Os sinais de retomada da economia são evidentes. Números desta
semana: o Índice de Atividade Econômica do Banco Central (IBC-Br), com
dados fechados até setembro, mostrou que o país engrenou três trimestres
seguidos de alta. Depois da queda no fim de 2016, houve expansão nos
nove primeiros meses de 2017. Na mesma direção, foram criados 76,6 mil
empregos formais em outubro último. Com isso, a série emplacou nove
meses seguidos de geração de vagas.
Há todas as ressalvas — recuperação moderada, irregular — mas está
em curso um claro processo de melhora das expectativas. Em janeiro
último, o consenso nos meios econômicos previa crescimento do PIB de
0,5% para este ano, com a taxa básica de juros de 10,25% para controlar
uma inflação perto de 5%. Hoje, as previsões para o PIB se aproximam de expansão de 1%, com
um cenário muito mais benigno para inflação (na casa dos 3%) e juros. O
BC já cortou os juros para 7,5% e praticamente cravou que vai reduzi-los
para 7% em dezembro próximo. Para 2018, as expectativas também estão
sendo revistas para cima: não será surpresa se o PIB crescer em torno
dos 3%, com inflação de 4% e juros básicos a 7%.
Então, tudo bem? Para o curto prazo, parece. Mas quando se olha mais à frente, tem
algo esquisito. Pelo jeitão da coisa, parece que 2018 está bem
encaminhado, tudo dentro da lógica.

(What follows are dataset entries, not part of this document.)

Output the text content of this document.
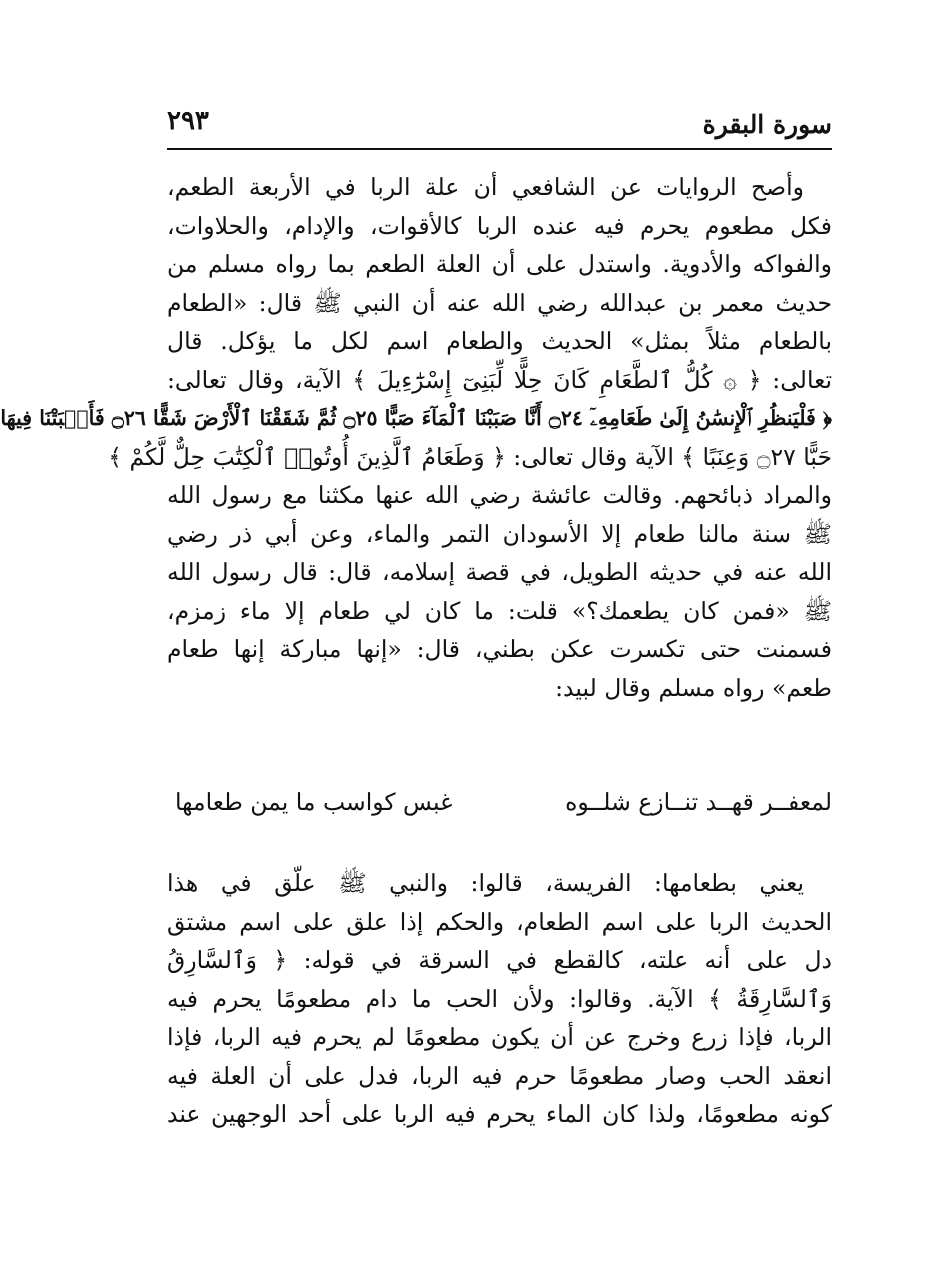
سورة البقرة
٢٩٣
وأصح الروايات عن الشافعي أن علة الربا في الأربعة الطعم،
فكل مطعوم يحرم فيه عنده الربا كالأقوات، والإدام، والحلاوات،
والفواكه والأدوية. واستدل على أن العلة الطعم بما رواه مسلم من
حديث معمر بن عبدالله رضي الله عنه أن النبي ﷺ قال: «الطعام
بالطعام مثلاً بمثل» الحديث والطعام اسم لكل ما يؤكل. قال
تعالى: ﴿ ۞ كُلُّ ٱلطَّعَامِ كَانَ حِلًّا لِّبَنِىٓ إِسْرَٰٓءِيلَ ﴾ الآية، وقال تعالى:
﴿ فَلْيَنظُرِ ٱلْإِنسَٰنُ إِلَىٰ طَعَامِهِۦٓ ۝٢٤ أَنَّا صَبَبْنَا ٱلْمَآءَ صَبًّا ۝٢٥ ثُمَّ شَقَقْنَا ٱلْأَرْضَ شَقًّا ۝٢٦ فَأَنۢبَتْنَا فِيهَا
حَبًّا ۝٢٧ وَعِنَبًا ﴾ الآية وقال تعالى: ﴿ وَطَعَامُ ٱلَّذِينَ أُوتُوا۟ ٱلْكِتَٰبَ حِلٌّ لَّكُمْ ﴾
والمراد ذبائحهم. وقالت عائشة رضي الله عنها مكثنا مع رسول الله
ﷺ سنة مالنا طعام إلا الأسودان التمر والماء، وعن أبي ذر رضي
الله عنه في حديثه الطويل، في قصة إسلامه، قال: قال رسول الله
ﷺ «فمن كان يطعمك؟» قلت: ما كان لي طعام إلا ماء زمزم،
فسمنت حتى تكسرت عكن بطني، قال: «إنها مباركة إنها طعام
طعم» رواه مسلم وقال لبيد:
لمعفــر قهــد تنــازع شلــوه
غبس كواسب ما يمن طعامها
يعني بطعامها: الفريسة، قالوا: والنبي ﷺ علّق في هذا
الحديث الربا على اسم الطعام، والحكم إذا علق على اسم مشتق
دل على أنه علته، كالقطع في السرقة في قوله: ﴿ وَٱلسَّارِقُ
وَٱلسَّارِقَةُ ﴾ الآية. وقالوا: ولأن الحب ما دام مطعومًا يحرم فيه
الربا، فإذا زرع وخرج عن أن يكون مطعومًا لم يحرم فيه الربا، فإذا
انعقد الحب وصار مطعومًا حرم فيه الربا، فدل على أن العلة فيه
كونه مطعومًا، ولذا كان الماء يحرم فيه الربا على أحد الوجهين عند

Se a economia estará mais aquecida,
inclusive com geração de empregos mais intensa, a inflação deve subir
paulatinamente, para se acomodar em torno dos 4% ao fim de 2018. E é
factível, provável mesmo, que permaneça nesse nível ao longo de 2019. Continuando com a bola de cristal: se PIB e inflação estarão mais
fortes, é normal que o BC suba a taxa básica de juros. Para quanto? Que
tal uns 8% ao ano, um pontinho acima, para assim tocar em 2019? Seria
mais ou menos a mesma coisa que a combinação atual de inflação a 3% com
juros a 7%. Coerente, portanto, com o conjunto do cenário.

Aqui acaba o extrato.